I actually do that for the standard ones too: https://github.com/joshspeagle/dynesty/blob/c43ca8b19933557111bee9b8b338e1416605d246/py/dynesty/sampler.py#L155

I believe that with the exception of the variance approximation, which uses on the geometric mean, everywhere else in the code I try and use the arithmetic mean. The differences are mostly negligible except when the number of live points is small or when the number of live points is changing.

[segasai]

I guess it's not clear to me why for the batch run (on its own; before merging) the volume needs to be that. I thought that when you started the batch run, it's basically just a standard nested run.

I actually do that for the standard ones too:

https://github.com/joshspeagle/dynesty/blob/c43ca8b19933557111bee9b8b338e1416605d246/py/dynesty/sampler.py#L155

I believe that with the exception of the variance approximation, which uses on the geometric mean, everywhere else in the code I try and use the arithmetic mean. The differences are mostly negligible except when the number of live points is small or when the number of live points is changing.

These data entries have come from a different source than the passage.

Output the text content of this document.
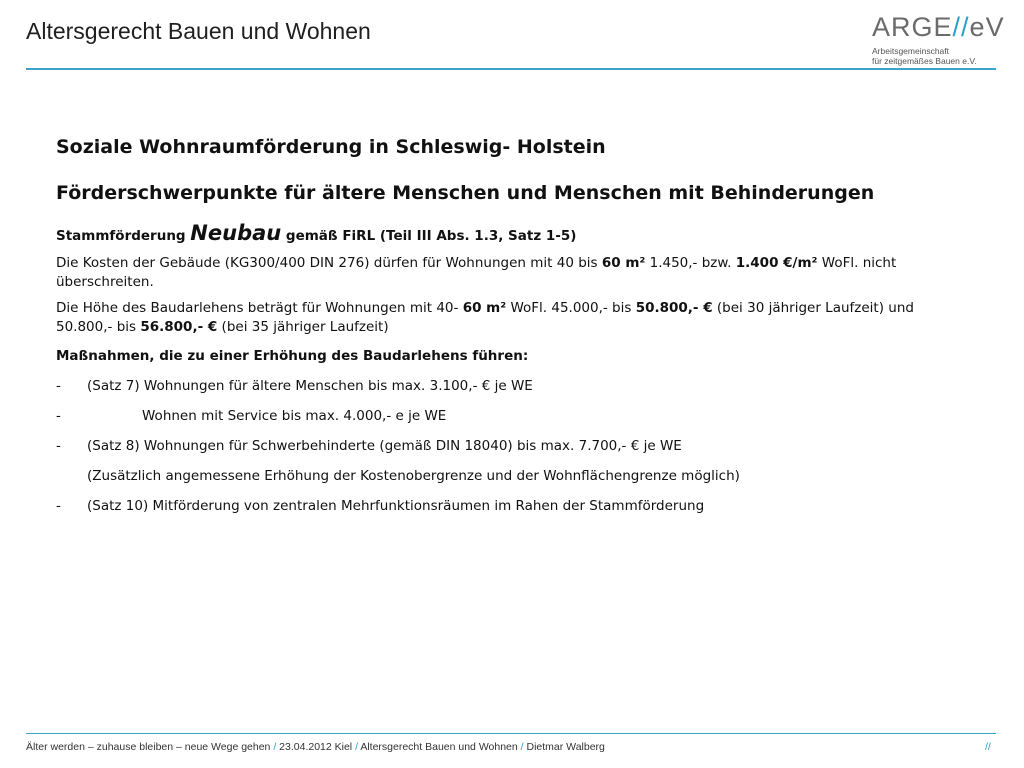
Altersgerecht Bauen und Wohnen	ARGE//eV
Arbeitsgemeinschaft
für zeitgemäßes Bauen e.V.
Soziale Wohnraumförderung in Schleswig- Holstein
Förderschwerpunkte für ältere Menschen und Menschen mit Behinderungen
Stammförderung Neubau gemäß FiRL (Teil III Abs. 1.3, Satz 1-5)
Die Kosten der Gebäude (KG300/400 DIN 276) dürfen für Wohnungen mit 40 bis 60 m² 1.450,- bzw. 1.400 €/m² WoFl. nicht überschreiten.
Die Höhe des Baudarlehens beträgt für Wohnungen mit 40- 60 m² WoFl. 45.000,- bis 50.800,- € (bei 30 jähriger Laufzeit) und 50.800,- bis 56.800,- € (bei 35 jähriger Laufzeit)
Maßnahmen, die zu einer Erhöhung des Baudarlehens führen:
- (Satz 7) Wohnungen für ältere Menschen bis max. 3.100,- € je WE
-	Wohnen mit Service bis max. 4.000,- e je WE
- (Satz 8) Wohnungen für Schwerbehinderte (gemäß DIN 18040) bis max. 7.700,- € je WE
(Zusätzlich angemessene Erhöhung der Kostenobergrenze und der Wohnflächengrenze möglich)
- (Satz 10) Mitförderung von zentralen Mehrfunktionsräumen im Rahen der Stammförderung
Älter werden – zuhause bleiben – neue Wege gehen / 23.04.2012 Kiel / Altersgerecht Bauen und Wohnen / Dietmar Walberg	//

Ouch. I agree the difference is small but I don't think it's correct to use 'arithmetic mean'. Because log(vol) = \sum log[X_{j+1}/Xj] therefore E[logvol] = \sum E[\log X{j+1}/X_j] = \sum 1/N_j I.e. those expectations are exactly what adds up as a logvolume.

[joshspeagle]

I believe it just depends on whether you're using estimators for E[X] or E[logX] when computing various quantities. Most of the results are stored as logX for numerical stability, but in calculations such as https://github.com/joshspeagle/dynesty/blob/c43ca8b19933557111bee9b8b338e1416605d246/py/dynesty/utils.py#L653 or https://github.com/joshspeagle/dynesty/blob/c43ca8b19933557111bee9b8b338e1416605d246/py/dynesty/utils.py#L589 we are internally converting back to X.

[segasai]

I see now. I guess because the integration is also done for the integration over X rather than logX, I agree what's done is correct. I guess dlv is a bit of a misnomer, it should be ldv ))